Worauf sollte man beim Selbermachen von Babybrei besonders achten?
Neben den Zutaten sind Sauberkeit, Hygiene und die richtige Lagerung besonders wichtig.
Hygiene bei der Zubereitung
- Hände vor dem Kochen und nach dem Kontakt mit rohen Lebensmitteln gründlich mit Seife waschen.
- Obst und Gemüse sorgfältig waschen.
- Hygienisch einwandfreies Trinkwasser verwenden.
- Rohe und gegarte Lebensmittel getrennt aufbewahren und verarbeiten.
- Fleisch, Geflügel, Fisch, Eier und Tiefkühl-Beeren immer ausreichend erhitzen. Die Speisen sollten dabei für mindestens 2 Minuten eine Kern-Temperatur von 70 °C erreichen.
Richtig lagern und aufbewahren
- Frisch zubereitete Speisen möglichst sofort verfüttern.
- Reste rasch abkühlen und portionsweise einfrieren.
- Die optimale Kühlschranktemperatur liegt zwischen 1 und 5 °C.

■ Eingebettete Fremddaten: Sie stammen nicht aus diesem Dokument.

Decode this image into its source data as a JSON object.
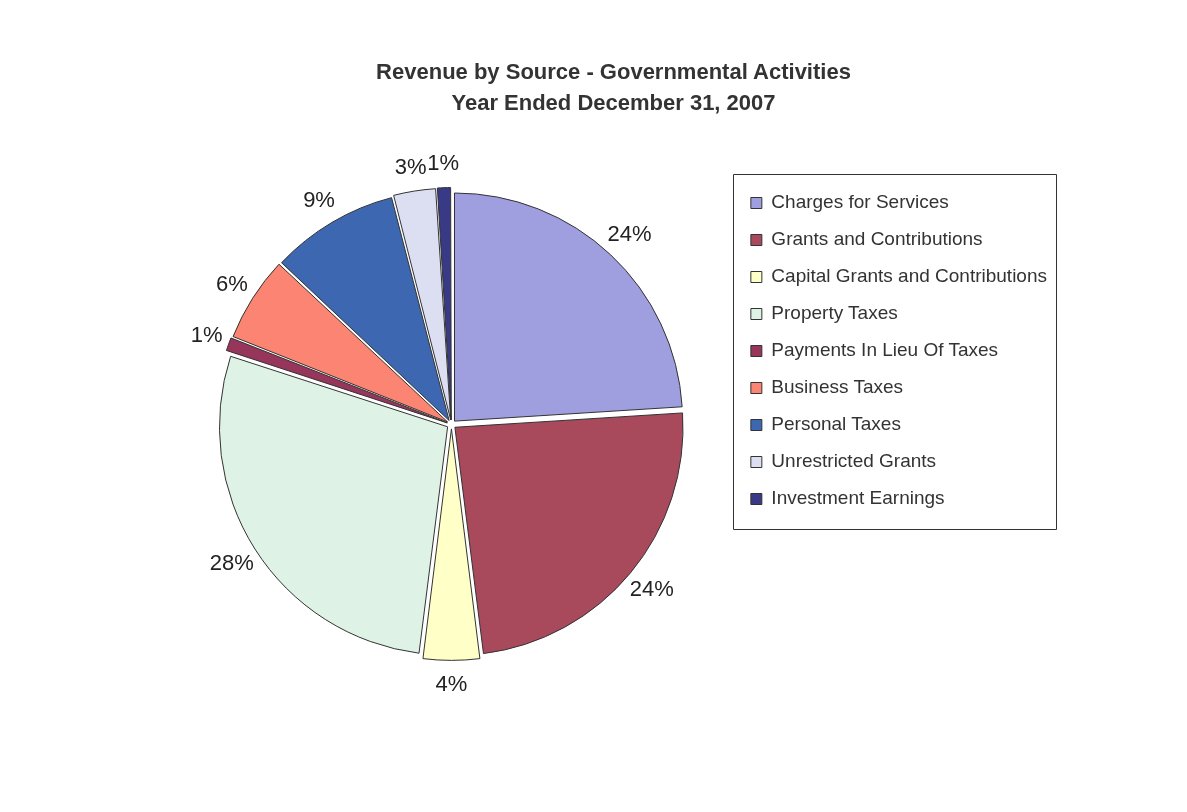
{
  "chart_data": {
    "type": "pie",
    "title": "Revenue by Source - Governmental Activities",
    "subtitle": "Year Ended December 31, 2007",
    "categories": [
      "Charges for Services",
      "Grants and Contributions",
      "Capital Grants and Contributions",
      "Property Taxes",
      "Payments In Lieu Of Taxes",
      "Business Taxes",
      "Personal Taxes",
      "Unrestricted Grants",
      "Investment Earnings"
    ],
    "values": [
      24,
      24,
      4,
      28,
      1,
      6,
      9,
      3,
      1
    ],
    "value_labels": [
      "24%",
      "24%",
      "4%",
      "28%",
      "1%",
      "6%",
      "9%",
      "3%",
      "1%"
    ],
    "colors": [
      "#9f9fdf",
      "#a84a5c",
      "#ffffc8",
      "#def2e6",
      "#98355a",
      "#fb8472",
      "#3d67b0",
      "#dcdff2",
      "#383a86"
    ],
    "legend": "right"
  }
}
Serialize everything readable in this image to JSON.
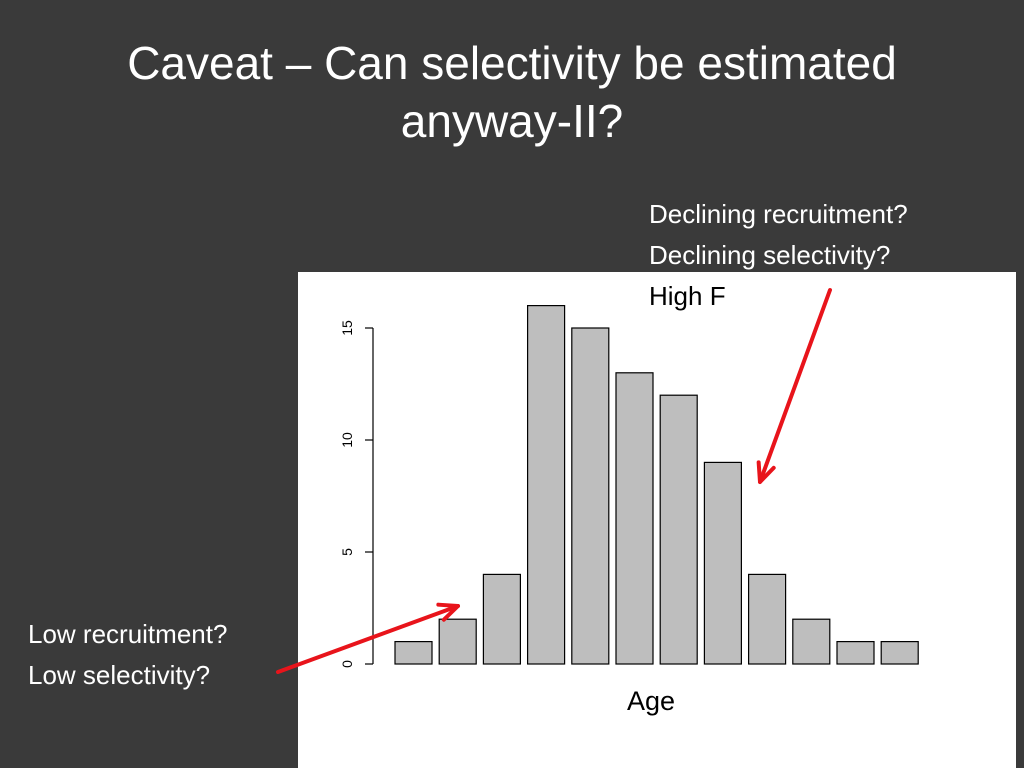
{
  "slide": {
    "title_lines": [
      "Caveat – Can selectivity be estimated",
      "anyway-II?"
    ]
  },
  "annotations": {
    "right": {
      "lines": [
        "Declining recruitment?",
        "Declining selectivity?",
        "High F"
      ]
    },
    "left": {
      "lines": [
        "Low recruitment?",
        "Low selectivity?"
      ]
    }
  },
  "arrow_color": "#e8141b",
  "chart_data": {
    "type": "bar",
    "values": [
      1,
      2,
      4,
      16,
      15,
      13,
      12,
      9,
      4,
      2,
      1,
      1
    ],
    "xlabel": "Age",
    "ylabel": "",
    "ylim": [
      0,
      16
    ],
    "y_ticks": [
      0,
      5,
      10,
      15
    ],
    "bar_color": "#bebebe",
    "grid": false
  }
}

- Bei mindestens −18 °C sind eingefrorene Breie etwa bis zu 2 Monate haltbar.
- Bereits aufgetaute Speisen sollten nicht erneut eingefroren werden.
- Mehrmaliges Aufwärmen sollte vermieden werden.
Besonderheit bei nitratreichem Gemüse
Bei selbstgemachtem Brei aus Spinat oder Roter Rübe ist Vorsicht geboten. Diese Gemüsesorten enthalten natürlicherweise mehr Nitrat. Durch längere Lagerung oder wiederholtes Aufwärmen kann daraus vermehrt Nitrit entstehen. Solche Breie sollten daher möglichst frisch zubereitet, rasch verbraucht und nicht wiederholt aufgewärmt werden. Als Beikost eignen sie sich nur gelegentlich und nicht täglich.
Ab wann darf Rohkost gegeben werden?
Einführung von fester Nahrung.
Ab dem Beginn der Beikost kann man grundsätzlich Roh-Kost geben, solange sie die richtige Konsistenz hat. Es sollte langsam erfolgen, wenn man von flüssiger Nahrung (Mutter-Milch oder Pre-Nahrung) zur Bei-Kost wechselt. Als erste feste Nahrung eignen sich fein pürierte Lebensmittel, damit sich das Kind langsam an die neue Konsistenz gewöhnen kann. Um Lebensmittel mit fester Textur (z.B. Karotte, Fenchel) pürieren zu können, müssen sie zuerst gekocht werden. Andere Lebensmittel wie Äpfel oder Bananen können auch roh fein zerkleinert werden. Bei jedem neuen Lebensmittel sollte man darauf achten, ob es vom Kind vertragen wird.